After the World Championship, Yuuya Watanabe was awarded the Pro Player of the year title, making him the fifth consecutive Japanese player to win the award.

| Rank | Player | Pro Points |
| 1 | JPN Yuuya Watanabe | 78 |
| 2 | JPN Tomoharu Saitou | 66 |
| 3 | CZE Martin Juza | 64 |
| 4 | FRA Gabriel Nassif | 60 |
| 5 | JPN Shuhei Nakamura | 56 |
| BRA Paulo Vitor Damo da Rosa | 56 |
| 7 | USA Luis Scott-Vargas | 52 |
| 8 | JPN Kazuya Mitamura | 50 |

== Performance by country ==

The United States had the most Top 8 appearances at ten, but they also had by far the most players playing in the Pro Tour.
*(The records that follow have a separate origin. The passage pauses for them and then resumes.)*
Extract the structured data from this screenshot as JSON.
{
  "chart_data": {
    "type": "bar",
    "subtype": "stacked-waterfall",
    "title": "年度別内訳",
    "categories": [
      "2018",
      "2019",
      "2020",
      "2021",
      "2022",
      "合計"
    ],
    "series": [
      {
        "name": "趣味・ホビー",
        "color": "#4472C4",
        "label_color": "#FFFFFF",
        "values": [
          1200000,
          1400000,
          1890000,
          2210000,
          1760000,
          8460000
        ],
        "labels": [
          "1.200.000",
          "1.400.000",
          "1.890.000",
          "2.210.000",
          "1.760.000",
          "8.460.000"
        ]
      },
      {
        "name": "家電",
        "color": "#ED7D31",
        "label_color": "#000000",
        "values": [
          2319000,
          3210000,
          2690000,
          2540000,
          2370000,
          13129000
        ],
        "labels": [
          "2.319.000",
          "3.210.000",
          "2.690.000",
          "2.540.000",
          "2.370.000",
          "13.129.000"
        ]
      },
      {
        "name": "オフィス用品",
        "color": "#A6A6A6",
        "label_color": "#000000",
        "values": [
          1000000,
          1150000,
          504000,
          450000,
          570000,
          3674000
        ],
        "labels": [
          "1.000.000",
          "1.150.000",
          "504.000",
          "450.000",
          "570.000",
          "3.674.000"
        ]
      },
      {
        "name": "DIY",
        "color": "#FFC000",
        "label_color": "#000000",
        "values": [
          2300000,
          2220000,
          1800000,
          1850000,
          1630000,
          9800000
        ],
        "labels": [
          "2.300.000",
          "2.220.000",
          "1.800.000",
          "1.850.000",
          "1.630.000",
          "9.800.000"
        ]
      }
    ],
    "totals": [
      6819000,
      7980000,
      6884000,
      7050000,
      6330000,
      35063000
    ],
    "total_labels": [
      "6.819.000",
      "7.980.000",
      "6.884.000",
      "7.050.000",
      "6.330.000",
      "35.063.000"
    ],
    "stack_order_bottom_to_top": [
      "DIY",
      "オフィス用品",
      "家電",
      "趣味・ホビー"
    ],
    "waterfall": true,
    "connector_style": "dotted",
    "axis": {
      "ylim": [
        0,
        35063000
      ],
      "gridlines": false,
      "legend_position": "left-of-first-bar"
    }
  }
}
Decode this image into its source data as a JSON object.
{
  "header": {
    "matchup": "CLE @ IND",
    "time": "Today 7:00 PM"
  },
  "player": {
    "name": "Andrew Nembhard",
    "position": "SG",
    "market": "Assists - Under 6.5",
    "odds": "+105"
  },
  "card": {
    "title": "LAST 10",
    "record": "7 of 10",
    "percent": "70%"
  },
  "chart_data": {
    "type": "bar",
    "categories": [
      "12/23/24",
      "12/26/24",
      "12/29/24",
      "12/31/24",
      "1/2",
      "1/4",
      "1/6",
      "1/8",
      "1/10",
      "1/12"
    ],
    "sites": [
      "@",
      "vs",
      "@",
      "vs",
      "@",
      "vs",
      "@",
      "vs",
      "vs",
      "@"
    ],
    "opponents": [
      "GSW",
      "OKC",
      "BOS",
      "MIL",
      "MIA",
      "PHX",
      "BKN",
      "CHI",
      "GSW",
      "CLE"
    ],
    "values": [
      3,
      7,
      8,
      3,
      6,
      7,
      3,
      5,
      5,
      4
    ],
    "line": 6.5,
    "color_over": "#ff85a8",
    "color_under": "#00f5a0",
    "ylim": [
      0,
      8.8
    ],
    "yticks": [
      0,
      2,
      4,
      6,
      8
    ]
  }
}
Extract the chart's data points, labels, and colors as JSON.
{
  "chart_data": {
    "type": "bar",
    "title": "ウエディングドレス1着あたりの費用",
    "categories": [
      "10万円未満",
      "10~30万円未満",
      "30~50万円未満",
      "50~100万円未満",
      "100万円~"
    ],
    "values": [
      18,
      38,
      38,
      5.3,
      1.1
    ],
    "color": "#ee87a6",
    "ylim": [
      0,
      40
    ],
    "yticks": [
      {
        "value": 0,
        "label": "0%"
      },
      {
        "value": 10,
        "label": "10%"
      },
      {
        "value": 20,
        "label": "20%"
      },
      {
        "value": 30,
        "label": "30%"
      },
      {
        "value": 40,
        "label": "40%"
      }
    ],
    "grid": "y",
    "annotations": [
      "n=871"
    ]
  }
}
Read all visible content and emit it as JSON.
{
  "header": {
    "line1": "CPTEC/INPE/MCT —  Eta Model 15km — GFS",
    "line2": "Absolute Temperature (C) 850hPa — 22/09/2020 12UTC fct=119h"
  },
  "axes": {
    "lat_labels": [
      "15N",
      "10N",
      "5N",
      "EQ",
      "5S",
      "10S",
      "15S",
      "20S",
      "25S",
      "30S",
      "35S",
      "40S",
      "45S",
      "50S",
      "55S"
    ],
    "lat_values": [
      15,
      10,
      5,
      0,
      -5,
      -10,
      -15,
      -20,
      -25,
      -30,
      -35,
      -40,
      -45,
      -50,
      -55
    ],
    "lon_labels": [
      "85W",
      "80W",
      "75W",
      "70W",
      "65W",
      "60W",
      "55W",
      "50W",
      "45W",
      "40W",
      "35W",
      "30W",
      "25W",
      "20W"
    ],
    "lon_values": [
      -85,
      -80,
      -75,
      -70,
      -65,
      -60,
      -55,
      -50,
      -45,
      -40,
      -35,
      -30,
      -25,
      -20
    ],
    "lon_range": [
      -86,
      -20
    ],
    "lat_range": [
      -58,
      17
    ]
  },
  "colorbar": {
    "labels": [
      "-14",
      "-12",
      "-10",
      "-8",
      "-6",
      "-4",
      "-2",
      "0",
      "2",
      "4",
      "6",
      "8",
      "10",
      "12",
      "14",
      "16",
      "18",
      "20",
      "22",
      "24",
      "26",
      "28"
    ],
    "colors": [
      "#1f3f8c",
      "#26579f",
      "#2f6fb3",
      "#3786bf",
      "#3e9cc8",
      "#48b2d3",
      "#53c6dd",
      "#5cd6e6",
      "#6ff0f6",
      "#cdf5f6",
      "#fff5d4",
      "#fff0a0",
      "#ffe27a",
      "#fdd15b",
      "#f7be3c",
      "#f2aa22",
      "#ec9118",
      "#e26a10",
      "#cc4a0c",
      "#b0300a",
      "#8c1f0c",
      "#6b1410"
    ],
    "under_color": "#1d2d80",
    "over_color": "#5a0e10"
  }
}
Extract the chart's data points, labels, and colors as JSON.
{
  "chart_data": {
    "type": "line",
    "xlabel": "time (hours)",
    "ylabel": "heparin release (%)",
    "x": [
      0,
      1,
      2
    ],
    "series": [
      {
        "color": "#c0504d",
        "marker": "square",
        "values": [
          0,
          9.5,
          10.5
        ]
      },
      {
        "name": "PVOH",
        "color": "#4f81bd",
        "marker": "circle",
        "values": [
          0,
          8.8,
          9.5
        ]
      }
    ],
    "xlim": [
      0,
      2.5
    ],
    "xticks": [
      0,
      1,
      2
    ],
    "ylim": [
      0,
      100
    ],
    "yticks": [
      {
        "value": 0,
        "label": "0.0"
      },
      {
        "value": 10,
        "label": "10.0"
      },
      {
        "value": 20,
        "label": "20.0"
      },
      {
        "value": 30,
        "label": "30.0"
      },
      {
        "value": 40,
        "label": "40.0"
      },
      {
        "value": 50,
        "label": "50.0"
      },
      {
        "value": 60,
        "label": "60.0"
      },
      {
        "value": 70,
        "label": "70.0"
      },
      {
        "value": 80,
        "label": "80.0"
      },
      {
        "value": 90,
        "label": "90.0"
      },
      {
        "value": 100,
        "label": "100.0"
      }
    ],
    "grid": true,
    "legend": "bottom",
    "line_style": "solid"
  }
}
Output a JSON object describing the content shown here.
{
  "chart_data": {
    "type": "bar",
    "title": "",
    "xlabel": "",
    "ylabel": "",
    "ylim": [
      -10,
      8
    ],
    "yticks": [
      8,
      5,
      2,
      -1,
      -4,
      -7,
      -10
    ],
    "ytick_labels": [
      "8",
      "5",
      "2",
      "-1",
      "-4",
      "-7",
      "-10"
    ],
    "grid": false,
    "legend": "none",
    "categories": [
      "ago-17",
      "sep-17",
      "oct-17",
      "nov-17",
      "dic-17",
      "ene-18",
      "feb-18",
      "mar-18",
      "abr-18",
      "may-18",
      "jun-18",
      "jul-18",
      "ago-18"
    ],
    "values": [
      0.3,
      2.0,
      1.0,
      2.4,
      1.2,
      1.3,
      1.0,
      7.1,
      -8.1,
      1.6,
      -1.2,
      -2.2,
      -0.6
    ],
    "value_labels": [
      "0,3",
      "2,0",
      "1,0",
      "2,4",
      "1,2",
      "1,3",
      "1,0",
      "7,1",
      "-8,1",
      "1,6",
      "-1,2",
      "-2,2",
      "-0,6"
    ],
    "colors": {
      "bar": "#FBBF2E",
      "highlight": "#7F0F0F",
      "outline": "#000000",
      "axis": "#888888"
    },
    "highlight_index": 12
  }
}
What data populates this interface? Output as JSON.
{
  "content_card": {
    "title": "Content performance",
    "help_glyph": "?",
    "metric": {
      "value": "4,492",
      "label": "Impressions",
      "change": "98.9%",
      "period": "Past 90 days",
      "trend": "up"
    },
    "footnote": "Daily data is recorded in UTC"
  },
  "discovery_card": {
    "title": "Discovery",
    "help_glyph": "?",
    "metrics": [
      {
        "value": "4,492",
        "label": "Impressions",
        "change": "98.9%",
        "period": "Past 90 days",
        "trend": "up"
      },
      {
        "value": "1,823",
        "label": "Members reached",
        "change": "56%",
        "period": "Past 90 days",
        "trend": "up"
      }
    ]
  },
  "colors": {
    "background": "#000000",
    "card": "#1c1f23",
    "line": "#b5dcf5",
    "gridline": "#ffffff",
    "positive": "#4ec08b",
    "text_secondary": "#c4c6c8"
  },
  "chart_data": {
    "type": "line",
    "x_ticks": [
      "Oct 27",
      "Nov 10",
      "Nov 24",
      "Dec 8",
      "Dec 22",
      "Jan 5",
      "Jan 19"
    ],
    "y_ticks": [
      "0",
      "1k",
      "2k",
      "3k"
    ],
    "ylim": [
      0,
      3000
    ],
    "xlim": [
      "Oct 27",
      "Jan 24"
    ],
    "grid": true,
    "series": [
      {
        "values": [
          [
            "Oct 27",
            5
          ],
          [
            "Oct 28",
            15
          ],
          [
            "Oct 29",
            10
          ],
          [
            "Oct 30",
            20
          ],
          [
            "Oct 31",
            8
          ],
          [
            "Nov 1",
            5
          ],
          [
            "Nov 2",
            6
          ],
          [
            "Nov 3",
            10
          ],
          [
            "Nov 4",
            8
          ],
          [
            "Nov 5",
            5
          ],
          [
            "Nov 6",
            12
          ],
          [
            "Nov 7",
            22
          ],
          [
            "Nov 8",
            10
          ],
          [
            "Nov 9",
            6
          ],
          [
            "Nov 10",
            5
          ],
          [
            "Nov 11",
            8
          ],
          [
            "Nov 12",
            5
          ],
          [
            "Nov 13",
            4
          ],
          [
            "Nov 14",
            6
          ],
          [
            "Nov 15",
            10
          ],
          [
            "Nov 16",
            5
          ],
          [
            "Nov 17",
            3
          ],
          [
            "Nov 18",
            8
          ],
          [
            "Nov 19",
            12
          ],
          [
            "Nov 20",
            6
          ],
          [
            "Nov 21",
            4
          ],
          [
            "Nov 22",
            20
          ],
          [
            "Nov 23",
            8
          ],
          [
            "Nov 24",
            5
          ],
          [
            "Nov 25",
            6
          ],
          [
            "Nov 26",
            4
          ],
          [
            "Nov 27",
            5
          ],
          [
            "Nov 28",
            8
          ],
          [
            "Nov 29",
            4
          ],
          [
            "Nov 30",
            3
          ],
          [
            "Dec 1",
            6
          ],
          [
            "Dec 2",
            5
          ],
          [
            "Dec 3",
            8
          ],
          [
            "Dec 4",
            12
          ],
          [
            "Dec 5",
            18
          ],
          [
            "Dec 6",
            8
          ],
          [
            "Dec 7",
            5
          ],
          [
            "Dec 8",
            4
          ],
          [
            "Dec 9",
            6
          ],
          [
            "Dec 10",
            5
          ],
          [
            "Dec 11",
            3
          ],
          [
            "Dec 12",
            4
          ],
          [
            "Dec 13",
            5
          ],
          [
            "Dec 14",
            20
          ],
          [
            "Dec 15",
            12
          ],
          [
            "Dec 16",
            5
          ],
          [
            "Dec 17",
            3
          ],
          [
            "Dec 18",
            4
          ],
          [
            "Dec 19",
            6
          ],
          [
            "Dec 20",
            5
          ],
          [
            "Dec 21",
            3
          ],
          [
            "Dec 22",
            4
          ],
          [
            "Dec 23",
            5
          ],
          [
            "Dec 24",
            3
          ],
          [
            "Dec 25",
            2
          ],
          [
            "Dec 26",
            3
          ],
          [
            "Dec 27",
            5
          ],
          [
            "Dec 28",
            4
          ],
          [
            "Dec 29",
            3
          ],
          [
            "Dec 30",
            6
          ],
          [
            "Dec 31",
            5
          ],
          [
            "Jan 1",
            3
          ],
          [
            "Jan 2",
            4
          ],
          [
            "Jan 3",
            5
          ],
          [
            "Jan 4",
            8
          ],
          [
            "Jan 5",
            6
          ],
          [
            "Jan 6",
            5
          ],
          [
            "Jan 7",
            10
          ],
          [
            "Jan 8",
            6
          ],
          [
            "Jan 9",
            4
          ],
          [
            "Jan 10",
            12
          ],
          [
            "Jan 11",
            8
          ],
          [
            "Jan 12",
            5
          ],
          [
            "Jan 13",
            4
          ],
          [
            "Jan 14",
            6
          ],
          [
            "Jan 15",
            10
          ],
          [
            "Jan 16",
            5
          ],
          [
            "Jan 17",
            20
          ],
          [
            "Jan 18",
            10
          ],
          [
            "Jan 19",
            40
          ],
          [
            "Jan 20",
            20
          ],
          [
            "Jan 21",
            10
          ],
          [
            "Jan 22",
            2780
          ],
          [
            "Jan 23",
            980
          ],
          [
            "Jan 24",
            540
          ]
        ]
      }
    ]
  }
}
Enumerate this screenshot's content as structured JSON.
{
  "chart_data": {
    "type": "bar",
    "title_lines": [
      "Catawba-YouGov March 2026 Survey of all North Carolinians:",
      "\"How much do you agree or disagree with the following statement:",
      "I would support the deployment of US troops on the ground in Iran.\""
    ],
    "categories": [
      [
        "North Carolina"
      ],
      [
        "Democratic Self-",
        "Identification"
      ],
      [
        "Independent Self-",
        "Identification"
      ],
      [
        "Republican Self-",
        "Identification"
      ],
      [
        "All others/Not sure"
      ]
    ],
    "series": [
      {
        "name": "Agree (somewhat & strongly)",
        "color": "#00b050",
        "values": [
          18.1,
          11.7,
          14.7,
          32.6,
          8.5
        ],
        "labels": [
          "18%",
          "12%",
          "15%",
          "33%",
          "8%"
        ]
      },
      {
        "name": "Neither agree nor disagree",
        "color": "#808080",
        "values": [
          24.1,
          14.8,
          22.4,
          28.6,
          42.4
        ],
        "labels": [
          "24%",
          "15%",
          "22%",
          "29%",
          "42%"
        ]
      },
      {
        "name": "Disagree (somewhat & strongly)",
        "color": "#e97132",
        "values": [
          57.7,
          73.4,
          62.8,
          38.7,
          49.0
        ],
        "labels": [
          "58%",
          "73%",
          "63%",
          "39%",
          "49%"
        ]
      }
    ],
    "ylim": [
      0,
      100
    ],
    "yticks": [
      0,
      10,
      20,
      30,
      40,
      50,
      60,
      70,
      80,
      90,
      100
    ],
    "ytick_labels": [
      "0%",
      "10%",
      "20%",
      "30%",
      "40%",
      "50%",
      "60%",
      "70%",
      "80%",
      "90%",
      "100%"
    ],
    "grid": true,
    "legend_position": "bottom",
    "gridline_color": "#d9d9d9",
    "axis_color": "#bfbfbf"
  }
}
With Japan at 17 they share the highest number of level 4+ professional Magic players, too.

| Country | T8 | Q | Q/T8 | M | GT | Best Player (PPts) |
|---|---|---|---|---|---|---|
| USA United States | 10 | 426 | 43 | 208 | 17 | Luis Scott-Vargas (52) |
| JPN Japan | 6 | 175 | 29 | 149 | 17 | Yuuya Watanabe (78) |
| GER Germany | 2 | 73 | 37 | 168 | 5 | Lino Burgold (32) |
| BEL Belgium | 2 | 34 | 17 | 191 | 4 | Marijn Lybaert (25) |
| CZE Czech Republic | 2 | 35 | 18 | 113 | 3 | Martin Juza (64) |
| FRA France | 1 | 81 | 81 | 198 | 5 | Gabriel Nassif (60) |
| BRA Brazil | 1 | 39 | 39 | 196 | 2 | Paulo Vitor Damo da Rosa (56) |
| ITA Italy | 1 | 73 | 73 | 248 | 2 | Riccardo Neri (24) |

T8 = Number of players from that country appearing in a Pro Tour Top 8; Q = Number of players from that country participating in Pro Tours; M = Median finish over all PTs; GT = Gravy Trainers (aka players with a Pro Players Club level of 4 or more) from that country created in the 2009 season; Best Player (PPts) = Player with the most Pro Points from that country, Pro Points of that player in brackets.